July 6, 2016

Blink 182 – California

182

Disclaimer: Normally we don’t review albums this big, but since it’s Blink-182, it gets a pass.

It’s been 5 years since the last full-album release from Blink-182 and a lot has changed. Tom Delonge is no longer a part of Blink-182 and has been replaced with Alkaline Trio frontman, Matt Skiba. California marks the first official Blink release without Tom Delonge. There’s already been a lot discussed about this subject so I’ll keep it minimal. How do I feel about Blink replacing Tom with Matt? Well, as an avid Alkaline Trio fan I’m quite pleased. Matt has an amazing punk-rock voice and I place his musical abilities as a notch above Tom’s.

Let’s discuss California.

The album starts off with the brisk 1:55 track “Cynical,” which captures the soul of Blink in it’s simplicity. Once Matt makes his entrance in the chorus the song really lets loose. We’re treated to Travis Barker’s intense drum fills and Matt’s angsty rocker voice. It’s a brilliant opener for anyone hesitant about how much Blink has changed with Tom gone. This will be a reoccurring notion in your head the entire time listening to this album. “Bored to Death” was the first chosen single for California. It’s easy to see why. It contains a booming 4-chord chorus, plenty to sing along to and very little substance. The track works as most pop-punk singles do: heavy emphasis on the pop. “She’s Out of Her Mind” feels like Enema of the State Blink at their finest. Matt and Mark play off each other nicely and the lyrics contain enough “whoa’s” and sing-alongs that render it harmless fare. “Sober” contains little to write home about. The lyrics could be copy/pasted to any modern country hit and no one would know better. Tapping into the rarely used acoustic playbook is “Home Is Such A Lonely Place.” Matt gives us a sappy laden chorus that is impossibly catchy and helps bring the track to life. “Left Alone & Rabbit Hole” bring the passion and attitude of older Blink and affirm your belief that even after this release, the band’s in good hands. “San Diego” may be the only track on the album that was made with heart. Lyrically, the song references the departure of Tom and the open wounds of him and Mark’s current friendship. The album ends with “Brohemian Rhapsody,” a parody of modern pop-punk musicality with the sly humor of a never-aging Mark Hoppus.

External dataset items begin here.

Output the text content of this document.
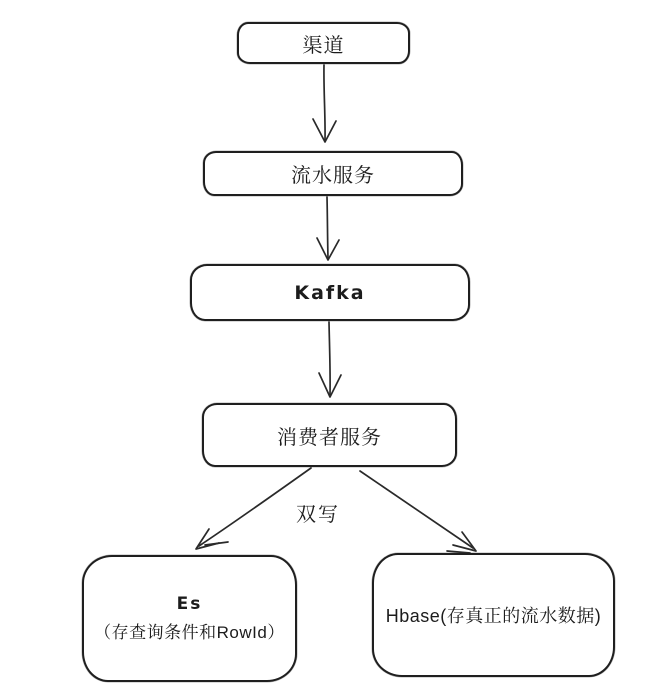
渠道
流水服务
Kafka
消费者服务
双写
Es
（存查询条件和RowId）
Hbase(存真正的流水数据)
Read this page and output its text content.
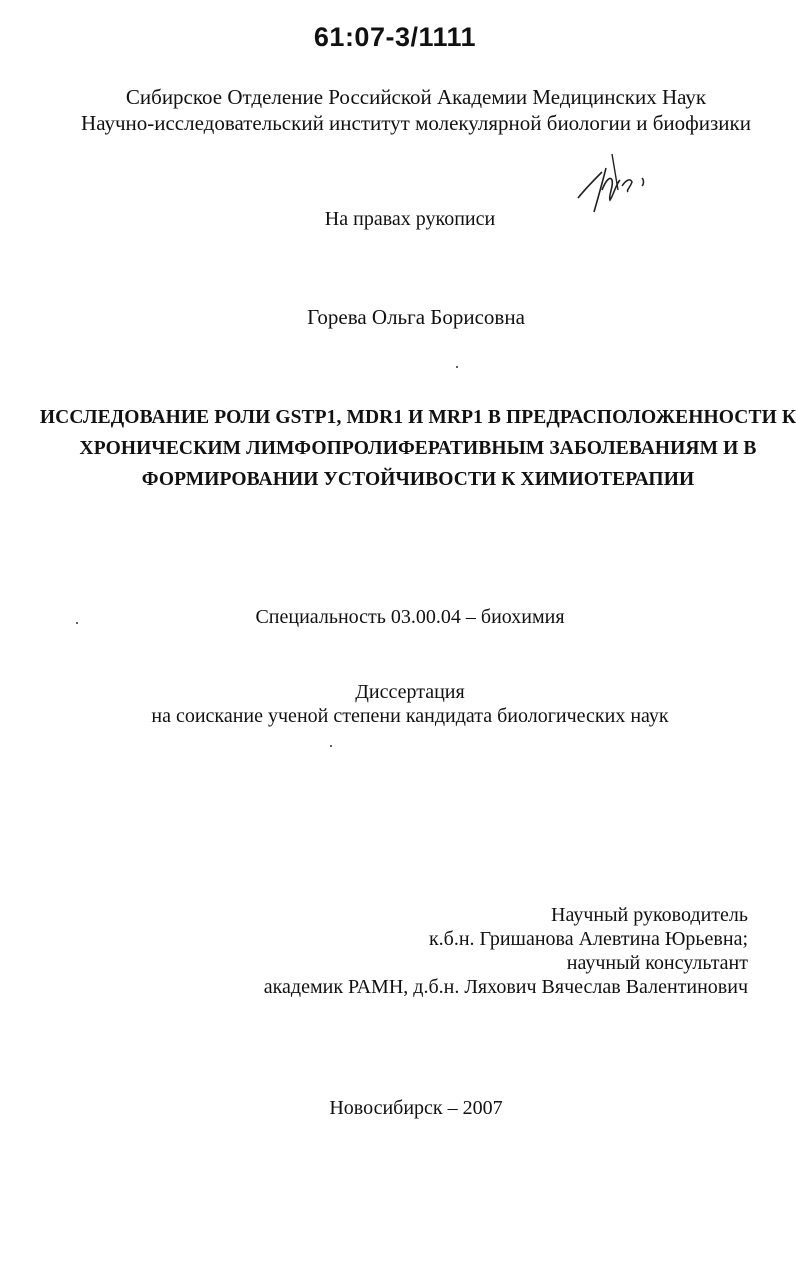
61:07-3/1111
Сибирское Отделение Российской Академии Медицинских Наук
Научно-исследовательский институт молекулярной биологии и биофизики
На правах рукописи
Горева Ольга Борисовна
ИССЛЕДОВАНИЕ РОЛИ GSTP1, MDR1 И MRP1 В ПРЕДРАСПОЛОЖЕННОСТИ К
ХРОНИЧЕСКИМ ЛИМФОПРОЛИФЕРАТИВНЫМ ЗАБОЛЕВАНИЯМ И В
ФОРМИРОВАНИИ УСТОЙЧИВОСТИ К ХИМИОТЕРАПИИ
Специальность 03.00.04 – биохимия
Диссертация
на соискание ученой степени кандидата биологических наук
Научный руководитель
к.б.н. Гришанова Алевтина Юрьевна;
научный консультант
академик РАМН, д.б.н. Ляхович Вячеслав Валентинович
Новосибирск – 2007
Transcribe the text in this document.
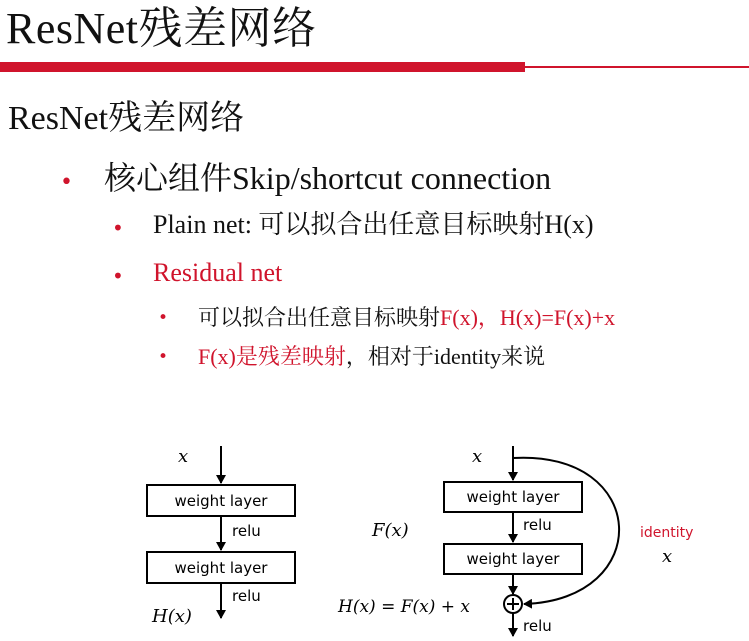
ResNet残差网络
ResNet残差网络
• 核心组件Skip/shortcut connection
• Plain net: 可以拟合出任意目标映射H(x)
• Residual net
• 可以拟合出任意目标映射F(x)，H(x)=F(x)+x
• F(x)是残差映射，相对于identity来说
x
weight layer
relu
weight layer
relu
H(x)
x
weight layer
relu
weight layer
F(x)	identity
x
H(x) = F(x) + x
relu
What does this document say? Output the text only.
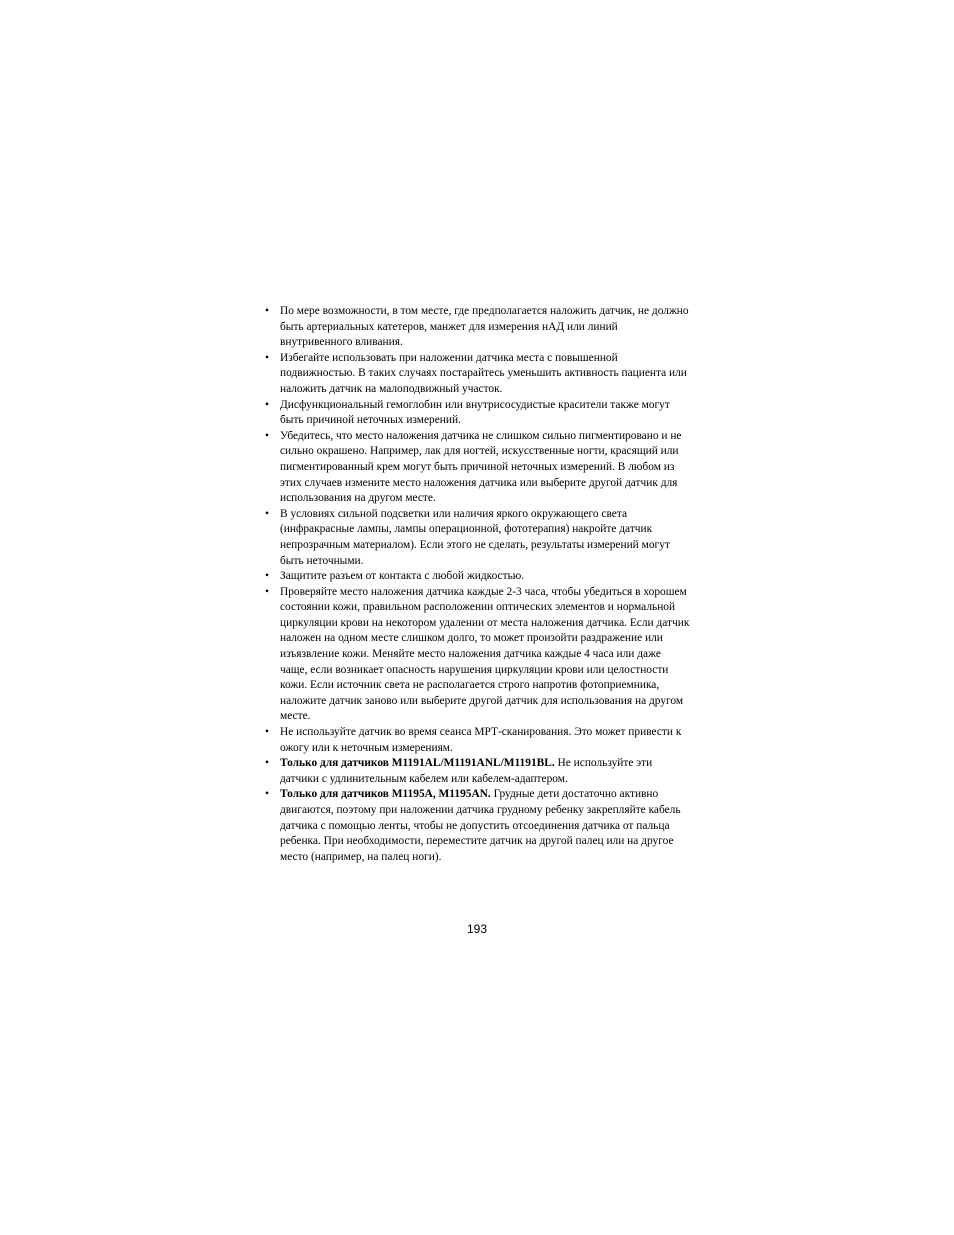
• По мере возможности, в том месте, где предполагается наложить датчик, не должно быть артериальных катетеров, манжет для измерения нАД или линий внутривенного вливания.
• Избегайте использовать при наложении датчика места с повышенной подвижностью. В таких случаях постарайтесь уменьшить активность пациента или наложить датчик на малоподвижный участок.
• Дисфункциональный гемоглобин или внутрисосудистые красители также могут быть причиной неточных измерений.
• Убедитесь, что место наложения датчика не слишком сильно пигментировано и не сильно окрашено. Например, лак для ногтей, искусственные ногти, красящий или пигментированный крем могут быть причиной неточных измерений. В любом из этих случаев измените место наложения датчика или выберите другой датчик для использования на другом месте.
• В условиях сильной подсветки или наличия яркого окружающего света (инфракрасные лампы, лампы операционной, фототерапия) накройте датчик непрозрачным материалом). Если этого не сделать, результаты измерений могут быть неточными.
• Защитите разъем от контакта с любой жидкостью.
• Проверяйте место наложения датчика каждые 2-3 часа, чтобы убедиться в хорошем состоянии кожи, правильном расположении оптических элементов и нормальной циркуляции крови на некотором удалении от места наложения датчика. Если датчик наложен на одном месте слишком долго, то может произойти раздражение или изъязвление кожи. Меняйте место наложения датчика каждые 4 часа или даже чаще, если возникает опасность нарушения циркуляции крови или целостности кожи. Если источник света не располагается строго напротив фотоприемника, наложите датчик заново или выберите другой датчик для использования на другом месте.
• Не используйте датчик во время сеанса МРТ-сканирования. Это может привести к ожогу или к неточным измерениям.
• Только для датчиков M1191AL/M1191ANL/M1191BL. Не используйте эти датчики с удлинительным кабелем или кабелем-адаптером.
• Только для датчиков M1195A, M1195AN. Грудные дети достаточно активно двигаются, поэтому при наложении датчика грудному ребенку закрепляйте кабель датчика с помощью ленты, чтобы не допустить отсоединения датчика от пальца ребенка. При необходимости, переместите датчик на другой палец или на другое место (например, на палец ноги).
193
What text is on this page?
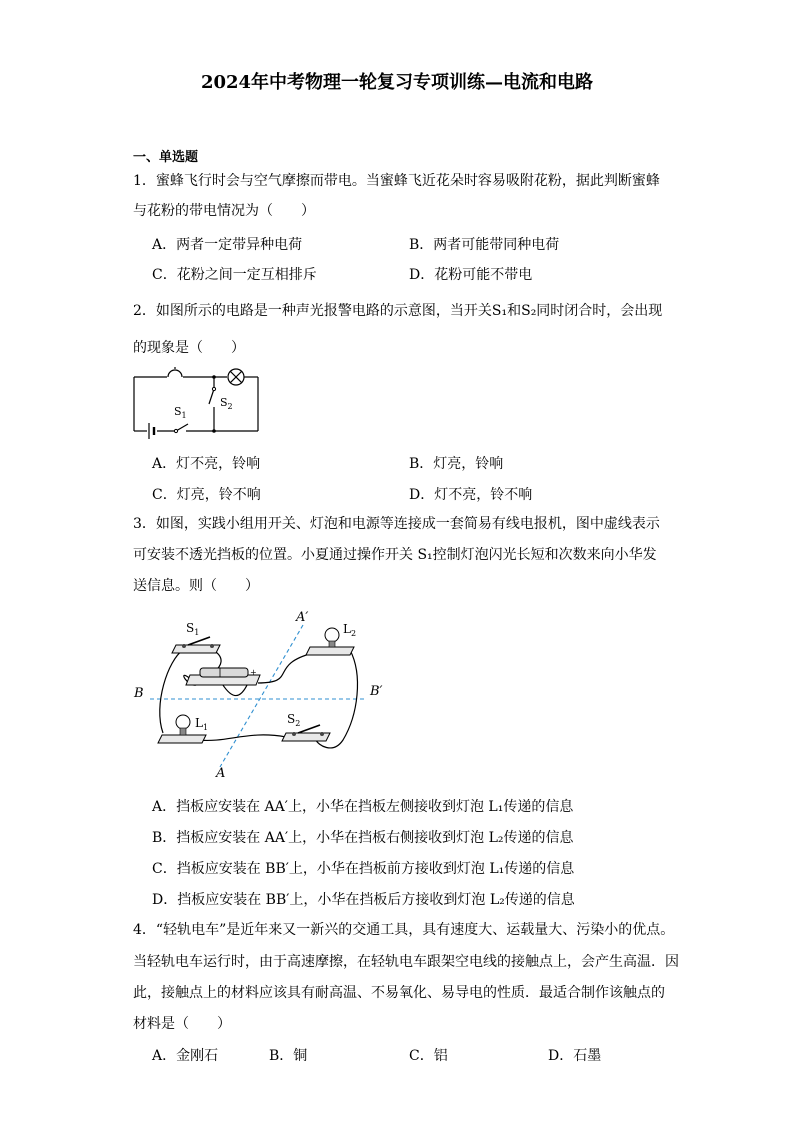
2024年中考物理一轮复习专项训练—电流和电路
一、单选题
1．蜜蜂飞行时会与空气摩擦而带电。当蜜蜂飞近花朵时容易吸附花粉，据此判断蜜蜂
与花粉的带电情况为（　　）
A．两者一定带异种电荷	B．两者可能带同种电荷
C．花粉之间一定互相排斥	D．花粉可能不带电
2．如图所示的电路是一种声光报警电路的示意图，当开关S₁和S₂同时闭合时，会出现
的现象是（　　）
$S_1$
$S_2$
A．灯不亮，铃响	B．灯亮，铃响
C．灯亮，铃不响	D．灯不亮，铃不响
3．如图，实践小组用开关、灯泡和电源等连接成一套简易有线电报机，图中虚线表示
可安装不透光挡板的位置。小夏通过操作开关 S₁控制灯泡闪光长短和次数来向小华发
送信息。则（　　）
$S_1$	$L_2$
$L_1$
$S_2$
A′
A
B	B′
+
A．挡板应安装在 AA′上，小华在挡板左侧接收到灯泡 L₁传递的信息
B．挡板应安装在 AA′上，小华在挡板右侧接收到灯泡 L₂传递的信息
C．挡板应安装在 BB′上，小华在挡板前方接收到灯泡 L₁传递的信息
D．挡板应安装在 BB′上，小华在挡板后方接收到灯泡 L₂传递的信息
4．“轻轨电车”是近年来又一新兴的交通工具，具有速度大、运载量大、污染小的优点。
当轻轨电车运行时，由于高速摩擦，在轻轨电车跟架空电线的接触点上，会产生高温．因
此，接触点上的材料应该具有耐高温、不易氧化、易导电的性质．最适合制作该触点的
材料是（　　）
A．金刚石	B．铜	C．铝	D．石墨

California does a lot right, but also a lot wrong. People will inevitably compare California to Neighborhoods as they are quite honestly the two least popular/liked Blink albums. California doesn’t hold a candle to Neighborhoods though. It’s easy to poke fun at the 2011 release as it was constructed poorly and was a little to “Tom/Angels & Airwaves” heavy for some, but there was substance to be found. Reflect back on any other Blink release and there’s a few tracks that actually have a solid message in them and something to say. Nearly every track on California feels ready to be fed to the mainstream culture. The song composure, while addictingly catchy, is lackluster and too power-chord heavy. Blink songs used to be a familiar feeling told in a different way. The new songs feel like a familiar feeling told the same way as all the rest.

At 16 songs, California is really too long. Cut the fat with a couple of the state inspired drivel like “Los Angeles” & “California” and get rid of the targeted youthful anthems of “Kings of the Weekend” & “Teenage Satellites” and the record feels much more condensed. The best tracks on the album “Cynical” & “The Only Thing That Matters” are far too short and deserve more time to really develop. Matt Skiba is the savior of this album with an overused Mark. Anyone who knows a bit of Blink history was surely laughing at the notes Mark was hitting throughout the record because he’s never been a good singer. Matt makes up for that by bringing in the necessary experience and nuance California needs to succeed. The balance in old Blink  had Mark used much more sparingly and it’s easy to see why when he’s been given the full reigns. While there are some thrills to be found in Travis’ drumming, much of the album doesn’t use him to his potential. He feels rigid and confined when it’s normally explosive and creative.

I’ll admit there’s something to like in nearly every track on California. The good tracks outweigh the bad ones and you’re left with a compelling notion to hit replay once the album’s concluded. I’ve already had every track stuck in my head at some point since I bought the  album. Whether it’s a pop-heavy chorus, a few well-timed piano notes or just the carefree attitude the album possesses, it’s insanely catchy with a lot of replayability. Don’t invest yourself in thinking this album is anything more than what it sets out to be. Ultimately, isn’t that what Blink is all about though? It’s hard to be so critical over my favorite band, but sometimes you can’t help but feel like they could do better when you know they are capable of it.